Vous êtes ici : Accueil » Afrique australe » Afrique du sud » A Brutal tragedy that should never have happened

A Brutal tragedy that should never have happened

Amandla editorial comment on the Marikana massacre

D 24 août 2012     H 05:08     A Amandla !     C 0 messages


No event since the end of Apartheid sums up the shallowness of the transformation in this country like the Marikana massacre. What occurred will be debated
for years. It is already clear the mineworkers will be blamed for being violent. The mineworkers will be painted as savages. Yet, the fact is that heavily armed
police with live ammunition brutally shot and killed over 35 mineworkers. Many more are injured. Some will die of their wounds. Another 10 workers had been
killed just prior to this massacre.

This was not the action of rogue cops. This massacre was a result of decisions taken at the top of the police structures. The police had promised to respond
with force and came armed with live ammunition. They behaved no better than the Apartheid police when facing the Sharpeville, 1976 Soweto uprisings and
1980s protests where many of our people were killed.

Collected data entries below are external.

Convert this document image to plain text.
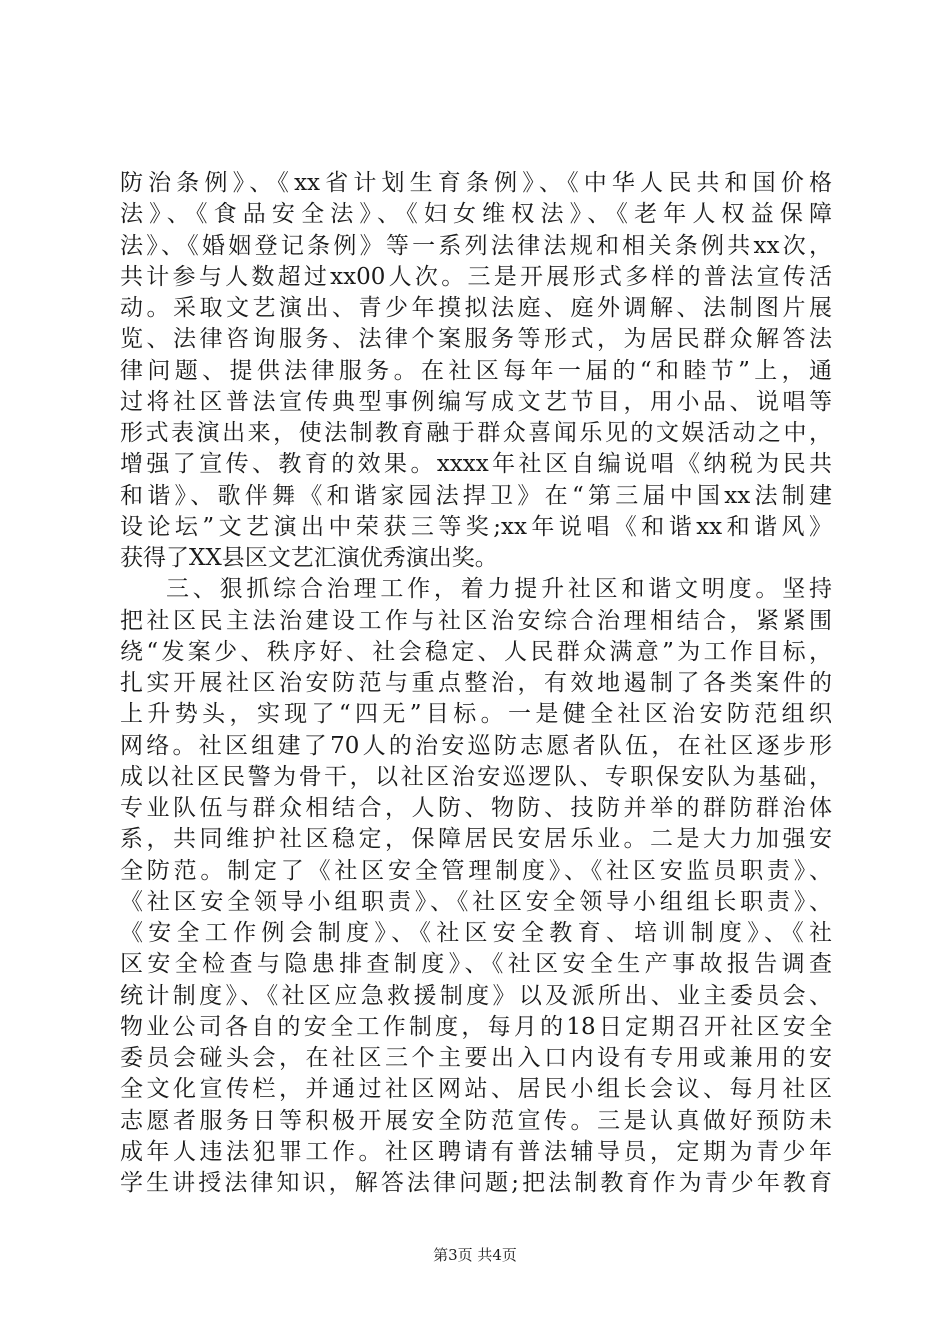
防治条例》、《xx省计划生育条例》、《中华人民共和国价格
法》、《食品安全法》、《妇女维权法》、《老年人权益保障
法》、《婚姻登记条例》等一系列法律法规和相关条例共xx次，
共计参与人数超过xx00人次。三是开展形式多样的普法宣传活
动。采取文艺演出、青少年摸拟法庭、庭外调解、法制图片展
览、法律咨询服务、法律个案服务等形式，为居民群众解答法
律问题、提供法律服务。在社区每年一届的“和睦节”上，通
过将社区普法宣传典型事例编写成文艺节目，用小品、说唱等
形式表演出来，使法制教育融于群众喜闻乐见的文娱活动之中，
增强了宣传、教育的效果。xxxx年社区自编说唱《纳税为民共
和谐》、歌伴舞《和谐家园法捍卫》在“第三届中国xx法制建
设论坛”文艺演出中荣获三等奖;xx年说唱《和谐xx和谐风》
获得了XX县区文艺汇演优秀演出奖。
三、狠抓综合治理工作，着力提升社区和谐文明度。坚持
把社区民主法治建设工作与社区治安综合治理相结合，紧紧围
绕“发案少、秩序好、社会稳定、人民群众满意”为工作目标，
扎实开展社区治安防范与重点整治，有效地遏制了各类案件的
上升势头，实现了“四无”目标。一是健全社区治安防范组织
网络。社区组建了70人的治安巡防志愿者队伍，在社区逐步形
成以社区民警为骨干，以社区治安巡逻队、专职保安队为基础，
专业队伍与群众相结合，人防、物防、技防并举的群防群治体
系，共同维护社区稳定，保障居民安居乐业。二是大力加强安
全防范。制定了《社区安全管理制度》、《社区安监员职责》、
《社区安全领导小组职责》、《社区安全领导小组组长职责》、
《安全工作例会制度》、《社区安全教育、培训制度》、《社
区安全检查与隐患排查制度》、《社区安全生产事故报告调查
统计制度》、《社区应急救援制度》以及派所出、业主委员会、
物业公司各自的安全工作制度，每月的18日定期召开社区安全
委员会碰头会，在社区三个主要出入口内设有专用或兼用的安
全文化宣传栏，并通过社区网站、居民小组长会议、每月社区
志愿者服务日等积极开展安全防范宣传。三是认真做好预防未
成年人违法犯罪工作。社区聘请有普法辅导员，定期为青少年
学生讲授法律知识，解答法律问题;把法制教育作为青少年教育
第3页 共4页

The aggressive and violent response to community service delivery protests by the police have their echo and reverberation in this massacre.

This represents a blood-stain on the new South Africa.

This represents a failure of leadership. It is a failure of leadership from government : its ministers of Labour and Minerals Resources who have been absent
during this entire episode ; its Minister of Police that maintains this is not political but a mere labour dispute and defends the action of the police ; a failure of the
President who can only issue platitudes in the face of this crisis and not mobilise the government and its tremendous resources to immediately address the
concerns of the mineworkers and now their bereaved family members.

It has been a failure and betrayal of the Lonmin mine management that refused to follow through on undertakings to union leaders to meet the workers and
address their grievances. The management summersaults between agreeing to negotiate with workers and then reneges saying they have an existing two-year
agreement with National Union of Mineworkers (NUM).

It is unfortunately also a failure of the union leadership : In the first instance the NUM which regards any opposition to their leadership as criminal and asserts that
such opposition must necessarily be a creation of the Chamber of Mines. This is obviously not true. It is also a failure of the leadership of Association of Mining
and Construction Union (AMCU), which acts opportunistically in an effort to recruit disgruntled NUM members, mobilises workers on unrealistic demands and
fails to condemn the violence of its members.

The level of violence on our mines demonstrates the deep divisions within and polarisation of South African society. Mineworkers are employed in extreme
conditions of poverty, often living in squalor in squatter camps without basic services. The mineworkers are often employed through labour brokers and
informalised without decent work conditions.

The "wildcat strike" (like other similar strikes on the mines) that set off the events leading to the slaughter is a response to the structural violence of South
Africa’s system of mining. However, it is also a response to something else, which we dare not ignore.

Enriched mineowners with the experience of BEE co-option see an opportunity of driving a wedge between “reasonable” union leaders and the workers. They
entice the unions into sweetheart relations dividing them from the worker ranks-and-files. The anger on the mines is a deep-seated anger at mine management
that is progressively being directed at the compliance and failure of their union leadership to defend and represent worker interests.

The alienation between union members and the unions’ leadership is a factor behind what has happened at Lonmin and what is happening on other Platinum
mines.

Nevertheless, the slaughter of more than 35 mineworkers is as a result of the violence of the state, specifically the police. At the very least Minister Mthethwa
must take responsibility and resign.